In a processing start step, the processing information presentation unit 22 performs similarity calculation processing for calculating the similarity between the designated data type and the designated question and the route by which the hierarchical structure is traced from the upper level, and proceeds to step S302. The details will be described later, and the similarity is a maximum value in the route in which the designated data type matches with the designated question. In other words, the route having the maximum similarity indicates that there is a processing record for the same data type and the same question as the designated data type and the designated question.

(Step S302)

The processing information presentation unit 22 assesses the accuracy of the processing record associated with the route having strong similarity, and proceeds to step S303.

(Step S303)

The processing information presentation unit 22 determines whether the accuracy of the processing record associated with the route having strong similarity satisfies a requirement. If the requirement is not satisfied (step S303; No), the processing information presentation unit 22 proceeds to step S307. If the requirement is satisfied (step S303; Yes), the processing information presentation unit 22 proceeds to step S304.

(Step S304)

The processing information presentation unit 22 determines whether the similarity is maximum. If the similarity is maximum (step S304; Yes), the processing information presentation unit 22 proceeds to step S305. If the similarity is not maximum (step S304; No), the processing information presentation unit 22 proceeds to step S306.

(Step S305)

The processing information presentation unit 22 registers the data processing and accuracy of the processing record associated with the route having the maximum similarity as the adaptation in the adaptation table 43, and proceeds to step S307.

(Step S306)

The processing information presentation unit 22 registers the data processing and accuracy of the processing record associated with the route having similarity that is not maximum as the alternative in the alternative table 44, and proceeds to step S307.

(Step S307)

The processing information presentation unit 22 determines whether the number of the alternatives reaches an alternative threshold. If the number of the alternatives does not reach the alternative threshold (step S307; No), the processing information presentation unit 22 proceeds to step S302. If the number of the alternatives reaches the alternative threshold (step S307; Yes), the processing information presentation unit 22 returns to original processing.

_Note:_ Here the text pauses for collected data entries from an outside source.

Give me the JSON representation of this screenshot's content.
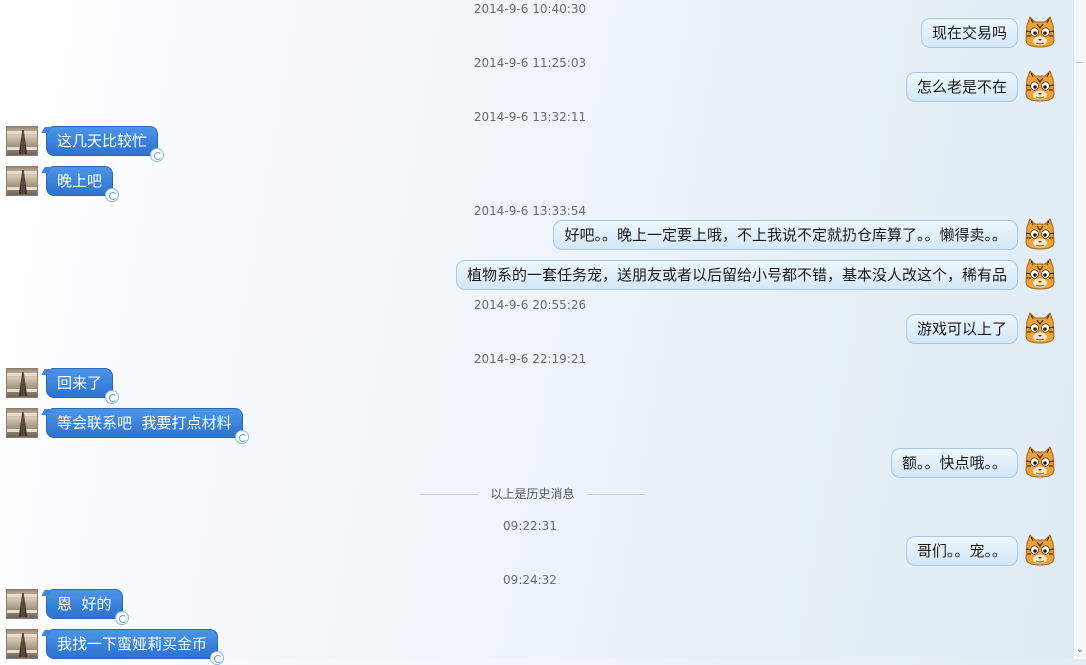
{
  "history_divider": "以上是历史消息",
  "messages": [
    {
      "type": "timestamp",
      "text": "2014-9-6 10:40:30"
    },
    {
      "type": "out",
      "text": "现在交易吗"
    },
    {
      "type": "timestamp",
      "text": "2014-9-6 11:25:03"
    },
    {
      "type": "out",
      "text": "怎么老是不在"
    },
    {
      "type": "timestamp",
      "text": "2014-9-6 13:32:11"
    },
    {
      "type": "in",
      "text": "这几天比较忙"
    },
    {
      "type": "in",
      "text": "晚上吧"
    },
    {
      "type": "timestamp",
      "text": "2014-9-6 13:33:54"
    },
    {
      "type": "out",
      "text": "好吧。。晚上一定要上哦，不上我说不定就扔仓库算了。。懒得卖。。"
    },
    {
      "type": "out",
      "text": "植物系的一套任务宠，送朋友或者以后留给小号都不错，基本没人改这个，稀有品"
    },
    {
      "type": "timestamp",
      "text": "2014-9-6 20:55:26"
    },
    {
      "type": "out",
      "text": "游戏可以上了"
    },
    {
      "type": "timestamp",
      "text": "2014-9-6 22:19:21"
    },
    {
      "type": "in",
      "text": "回来了"
    },
    {
      "type": "in",
      "text": "等会联系吧  我要打点材料"
    },
    {
      "type": "out",
      "text": "额。。快点哦。。"
    },
    {
      "type": "timestamp",
      "text": "09:22:31"
    },
    {
      "type": "out",
      "text": "哥们。。宠。。"
    },
    {
      "type": "timestamp",
      "text": "09:24:32"
    },
    {
      "type": "in",
      "text": "恩  好的"
    },
    {
      "type": "in",
      "text": "我找一下蛮娅莉买金币"
    }
  ],
  "colors": {
    "incoming_bubble": "#3a82dc",
    "outgoing_bubble": "#dcecf8",
    "timestamp_text": "#6b6b6b"
  },
  "icons": {
    "self_avatar": "tiger-avatar-icon",
    "contact_avatar": "eiffel-tower-avatar-icon",
    "scroll_down": "chevron-down-icon"
  }
}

FIG. 8 is a flowchart showing details of the similarity calculation processing shown in FIG. 7. The flowchart of FIG. 8 includes the following steps.

(Step S401)

In a processing start step, the processing information presentation unit 22 compares the input with the node in the uppermost layer, and proceeds to step S402.

(Step S402)

If there is a node that exactly matches the input (step S402; Yes), the processing information presentation unit 22 proceeds to step S403. If there is no node that exactly matches the input (step S402; Yes), the processing information presentation unit 22 proceeds to step S404.

(Step S403)

The processing information presentation unit 22 adds 1 to the similarity and proceeds to step S406.

(Step S404)

If there is the node that partially matches the input (step S404; Yes), the processing information presentation unit 22 proceeds to step S405. If there is no node that partially matches the input (step S404; No), the processing information presentation unit 22 ends the similarity calculation processing and returns to the original processing. Here, the exact match and the partial match will be described. When there is a node (A, B) in the data type layer and (A, B) is given as the input, the input exactly matches with the node. On the other hand, when there is the node (A, B) in the data type layer and (B) is given as an input, the input exactly matches with the node.

(Step S405)

The processing information presentation unit 22 adds a matching level to the similarity and proceeds to step S406. The matching level may be calculated by, for example, Dice Index.

(Step S406)

The processing information presentation unit 22 determines whether the compared node is a node located in the lowest input layer. If the node is the node located in the lowest layer (step S406; Yes), the processing information presentation unit 22 ends the similarity calculation processing and returns to the original processing. If the node is not the node located in the lowest layer (step S406; No), the processing information presentation unit 22 proceeds to step S407.

(Step S407)

The processing information presentation unit 22 compares the input with the lower node associated with the compared node, and proceeds to step S402 to trace the node to the lower layer.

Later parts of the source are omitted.